First Republican contender for Ann Arbor City Council emerges
It might get crowded this year in the race for the 5th Ward seat on the Ann Arbor City Council.
John Floyd, a Republican contender, pulled nominating petitions this morning to seek the seat currently held by Council Member Carsten Hohnke, a Democrat.
Ryan J. Stanton | AnnArbor.com
Hohnke beat Floyd in the 2008 November general election when the two political newcomers were facing off for a seat being vacated by then Council Member Chris Easthope.
If Carsten Hohnke can make it out of the Democratic primary in August, he'll likely face John Floyd again in November.
"I'm looking forward to the race," Floyd said. "I'm looking forward especially to having issues discussed. The most important thing out of any race is making sure all the issues of the day are discussed with some specificity, so people actually have a choice."

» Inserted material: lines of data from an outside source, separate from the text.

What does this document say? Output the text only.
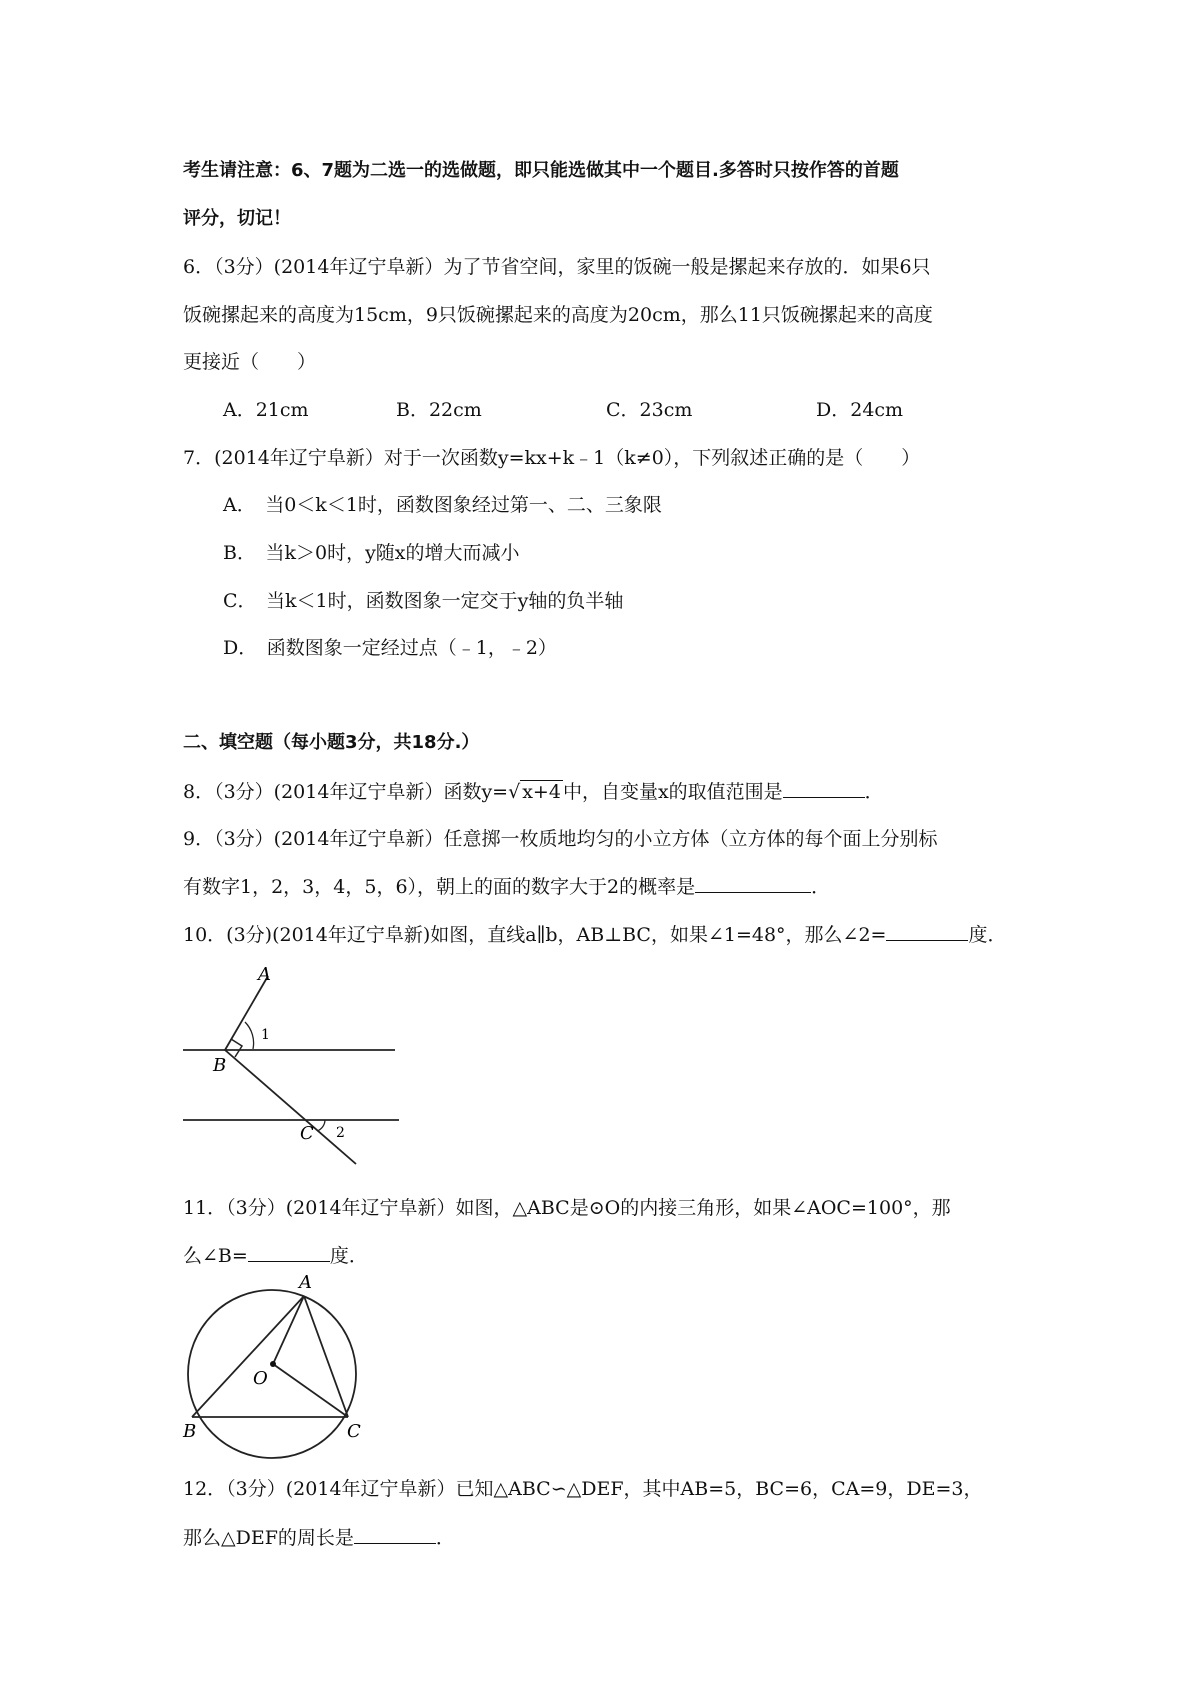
考生请注意：6、7题为二选一的选做题，即只能选做其中一个题目.多答时只按作答的首题
评分，切记！
6．（3分）(2014年辽宁阜新）为了节省空间，家里的饭碗一般是摞起来存放的．如果6只
饭碗摞起来的高度为15cm，9只饭碗摞起来的高度为20cm，那么11只饭碗摞起来的高度
更接近（　　）
A．21cm	B．22cm	C．23cm	D．24cm
7．(2014年辽宁阜新）对于一次函数y=kx+k﹣1（k≠0），下列叙述正确的是（　　）
A．　当0＜k＜1时，函数图象经过第一、二、三象限
B．　当k＞0时，y随x的增大而减小
C．　当k＜1时，函数图象一定交于y轴的负半轴
D．　函数图象一定经过点（﹣1，﹣2）
二、填空题（每小题3分，共18分.）
8．（3分）(2014年辽宁阜新）函数y=√ x+4 中，自变量x的取值范围是	．
9．（3分）(2014年辽宁阜新）任意掷一枚质地均匀的小立方体（立方体的每个面上分别标
有数字1，2，3，4，5，6），朝上的面的数字大于2的概率是	．
10．(3分)(2014年辽宁阜新)如图，直线a∥b，AB⊥BC，如果∠1=48°，那么∠2=	度．
A
1
B
C 2
11．（3分）(2014年辽宁阜新）如图，△ABC是⊙O的内接三角形，如果∠AOC=100°，那
么∠B=	度．
A
O
B	C
12．（3分）(2014年辽宁阜新）已知△ABC∽△DEF，其中AB=5，BC=6，CA=9，DE=3，
那么△DEF的周长是	．
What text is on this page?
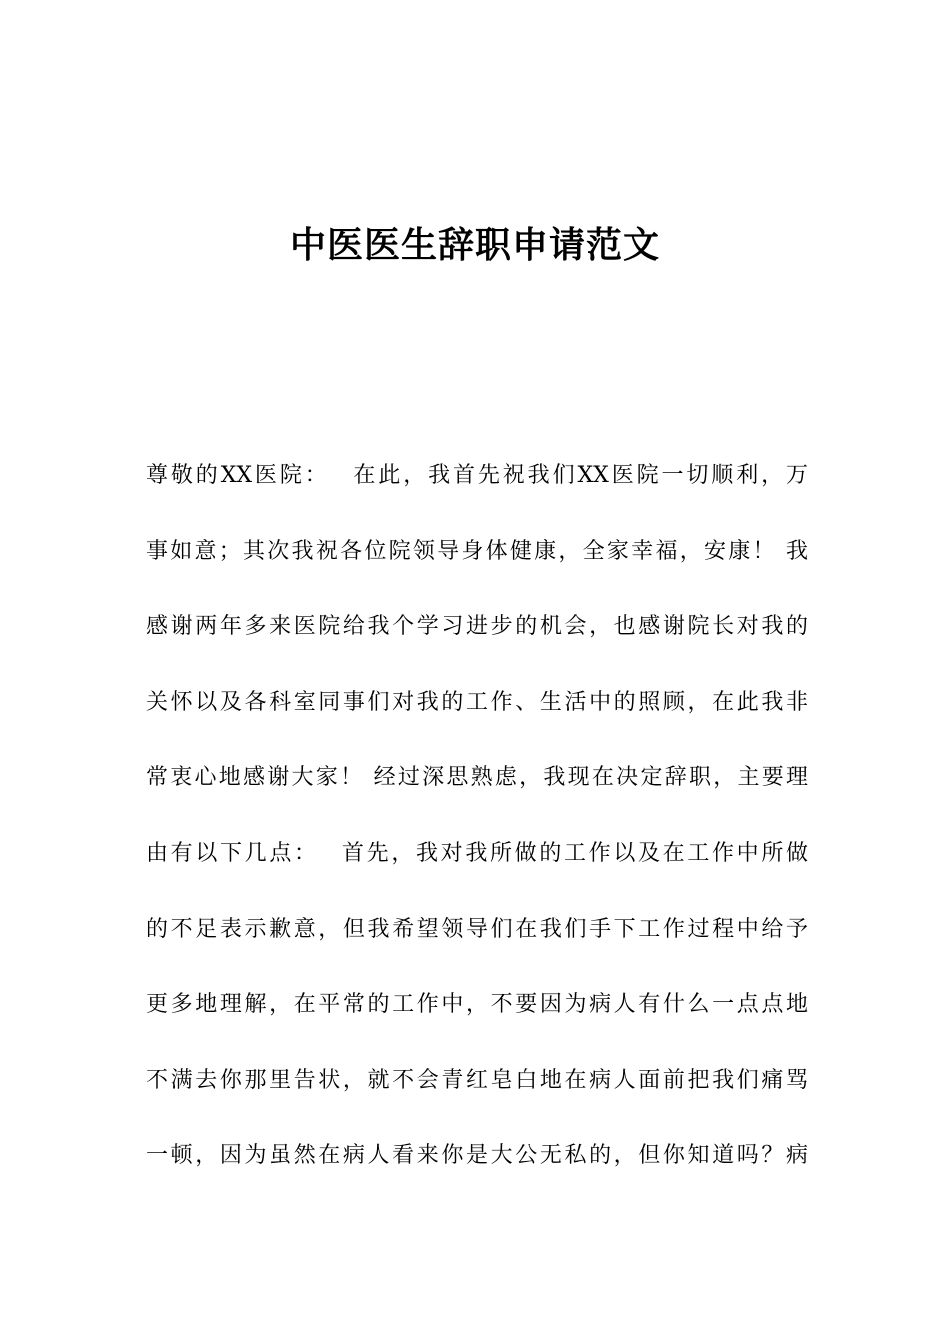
中医医生辞职申请范文
尊敬的XX医院：　 在此，我首先祝我们XX医院一切顺利，万
事如意；其次我祝各位院领导身体健康，全家幸福，安康！ 我
感谢两年多来医院给我个学习进步的机会，也感谢院长对我的
关怀以及各科室同事们对我的工作、生活中的照顾，在此我非
常衷心地感谢大家！ 经过深思熟虑，我现在决定辞职，主要理
由有以下几点：　 首先，我对我所做的工作以及在工作中所做
的不足表示歉意，但我希望领导们在我们手下工作过程中给予
更多地理解，在平常的工作中，不要因为病人有什么一点点地
不满去你那里告状，就不会青红皂白地在病人面前把我们痛骂
一顿，因为虽然在病人看来你是大公无私的，但你知道吗？病
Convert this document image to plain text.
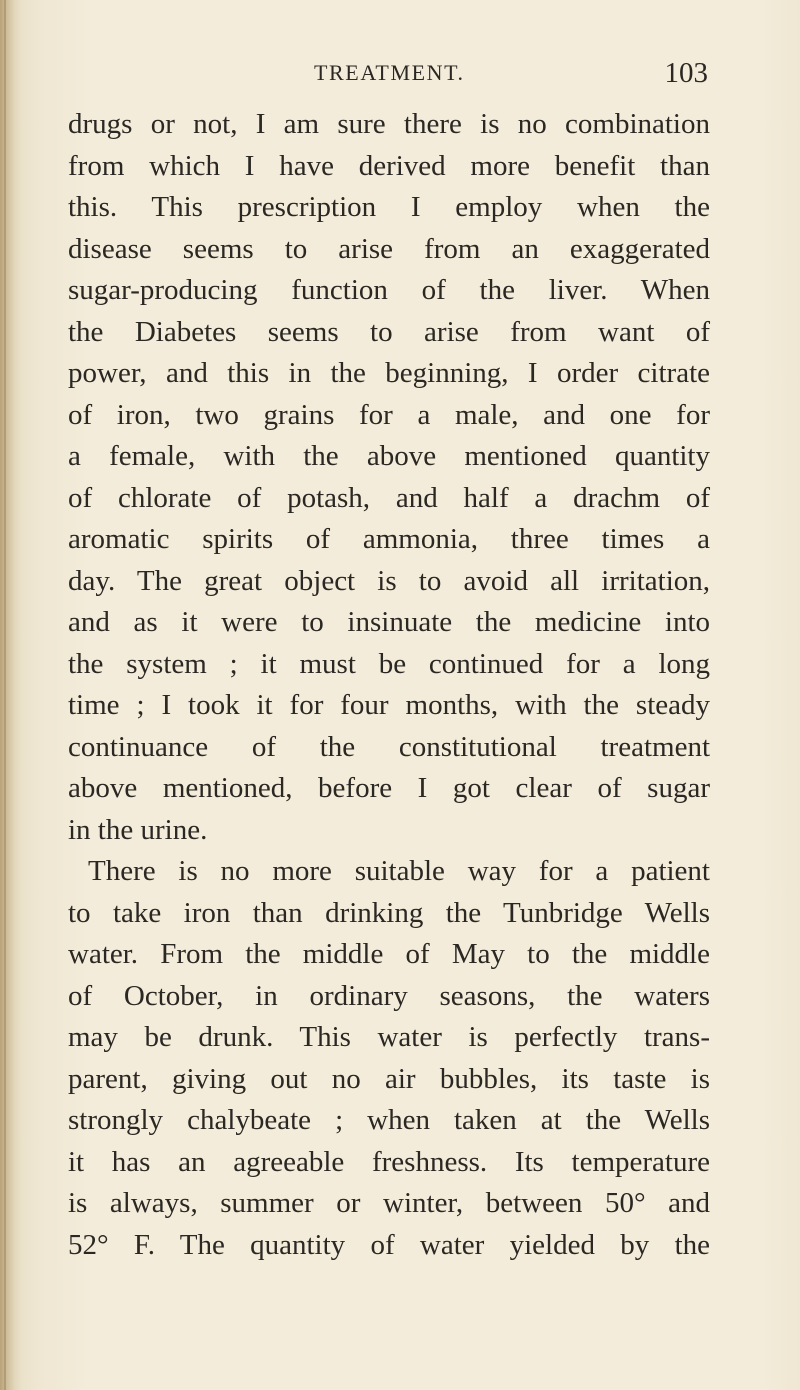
TREATMENT.	103
drugs or not, I am sure there is no combination
from which I have derived more benefit than
this. This prescription I employ when the
disease seems to arise from an exaggerated
sugar-producing function of the liver. When
the Diabetes seems to arise from want of
power, and this in the beginning, I order citrate
of iron, two grains for a male, and one for
a female, with the above mentioned quantity
of chlorate of potash, and half a drachm of
aromatic spirits of ammonia, three times a
day. The great object is to avoid all irritation,
and as it were to insinuate the medicine into
the system ; it must be continued for a long
time ; I took it for four months, with the steady
continuance of the constitutional treatment
above mentioned, before I got clear of sugar
in the urine.
There is no more suitable way for a patient
to take iron than drinking the Tunbridge Wells
water. From the middle of May to the middle
of October, in ordinary seasons, the waters
may be drunk. This water is perfectly trans-
parent, giving out no air bubbles, its taste is
strongly chalybeate ; when taken at the Wells
it has an agreeable freshness. Its temperature
is always, summer or winter, between 50° and
52° F. The quantity of water yielded by the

Hohnke most likely will be challenged first by Lou Glorie, a Democrat and local real estate agent, in the August primary. Glorie pulled petitions recently but has not yet officially filed.
Hohnke's seat also is being eyed by another challenger, Allen Licari, who recently pulled both Democratic and independent nominating petitions. Licari can file only one set of petitions, so he'll have to decide on party affiliation before he officially files.
The filing deadline is 4 p.m. May 11.
A Huron High School graduate, Floyd has degrees in economics, public policy and accounting and finance from Oberlin College, the University of Michigan and DePaul University.
He has worked as a budget analyst for the state of Illinois and as a financial control professional for nonprofit and business organizations. For about the last decade, he has worked closely with auto supply companies around Southeast Michigan.
Fiscal responsibility is a key focus of his platform, and he says the city needs to focus on five points.
"I think for the city to grow, we need to keep focused on providing the essentials of government," he said. "Sort of like a football team, you have to do the basics well to be a winning team, and to me the basics are providing police, fire, water, sanitation and streets and providing those fully funded and very well. There are other things we like government to do, but I think if you can't do the basics well, you need to return your focus to those."
Floyd, 52, says he doesn't believe a city income tax is the right approach to balance the city's budget. But he thinks the University of Michigan "needs to start thinking about doing the right thing and considering holding the city mostly harmless for its purchase of the Pfizer campus."
Floyd said he returned to Ann Arbor in the mid-1990s after a 15-year hiatus that had him living in the Chicago area. He said the guiding principles for new development should be focused around keeping Ann Arbor a place where families want to live.